Quels sont les sujets de préoccupation de vos membres ?
Guillaume Pourquié : Avec l’usage accru des outils numériques depuis la crise sanitaire, les DPO sont sollicités sur l’utilisation des données d’apprentissage par exemple, les projets avec les edtechs, les enjeux de cybersécurité, la formation tout au long de la vie…
Nous surveillons aussi les futurs textes européens sur la protection des données qui vont faire évoluer le rôle des DPO. Il y a également des connexions entre le RGPD et des sujets comme l’éthique dans la recherche ou la responsabilité sociale et environnementale qui interrogent l’usage des données personnelles.
Une enquête annuelle réalisée par l’association
SupDPO a publié le 20 février dernier les conclusions de son enquête annuelle réalisée auprès de 79 de ses membres.

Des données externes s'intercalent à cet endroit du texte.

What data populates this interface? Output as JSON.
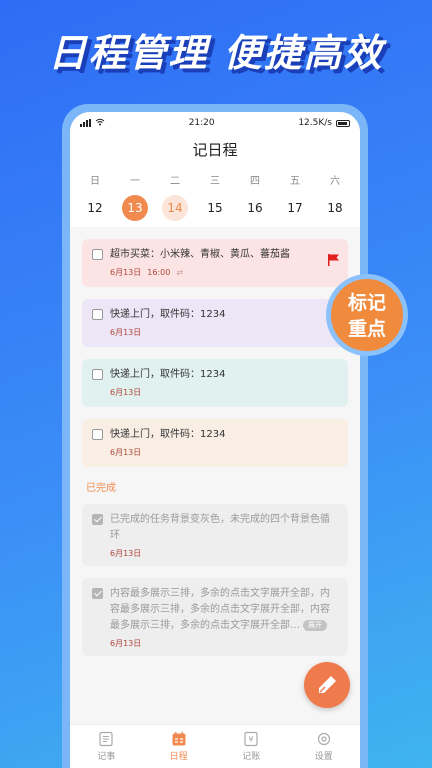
{
  "promo": {
    "title": "日程管理 便捷高效",
    "badge_line1": "标记",
    "badge_line2": "重点"
  },
  "status_bar": {
    "time": "21:20",
    "speed": "12.5K/s"
  },
  "app": {
    "title": "记日程"
  },
  "calendar": {
    "weekdays": [
      "日",
      "一",
      "二",
      "三",
      "四",
      "五",
      "六"
    ],
    "days": [
      "12",
      "13",
      "14",
      "15",
      "16",
      "17",
      "18"
    ],
    "selected_day": "13",
    "today_day": "14"
  },
  "tasks": [
    {
      "text": "超市买菜：小米辣、青椒、黄瓜、蕃茄酱",
      "date": "6月13日",
      "time": "16:00",
      "color": "#fde4e4",
      "flagged": true
    },
    {
      "text": "快递上门，取件码：1234",
      "date": "6月13日",
      "color": "#ece6f6"
    },
    {
      "text": "快递上门，取件码：1234",
      "date": "6月13日",
      "color": "#e0f1ef"
    },
    {
      "text": "快递上门，取件码：1234",
      "date": "6月13日",
      "color": "#f8eee4"
    }
  ],
  "completed": {
    "header": "已完成",
    "items": [
      {
        "text": "已完成的任务背景变灰色，未完成的四个背景色循环",
        "date": "6月13日"
      },
      {
        "text": "内容最多展示三排，多余的点击文字展开全部，内容最多展示三排，多余的点击文字展开全部，内容最多展示三排，多余的点击文字展开全部…",
        "date": "6月13日",
        "expand_label": "展开"
      }
    ]
  },
  "nav": {
    "items": [
      {
        "label": "记事",
        "icon": "notes-icon"
      },
      {
        "label": "日程",
        "icon": "calendar-icon",
        "active": true
      },
      {
        "label": "记账",
        "icon": "ledger-icon"
      },
      {
        "label": "设置",
        "icon": "gear-icon"
      }
    ]
  },
  "colors": {
    "accent": "#f08a4f",
    "flag": "#e02020",
    "background": "#2f6cf5"
  }
}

Elle pointe notamment « un large consensus sur la nécessité de continuer à renforcer les moyens dédiés à la conformité pour aider les DPO dans leurs missions, notamment en garantissant leur indépendance, en augmentant ou en définissant le temps de travail qui leur est alloué, et en structurant l’organisation et le service qu’ils rendent aux différentes communautés de travail,notamment à la recherche et aux services pédagogiques et administratifs ».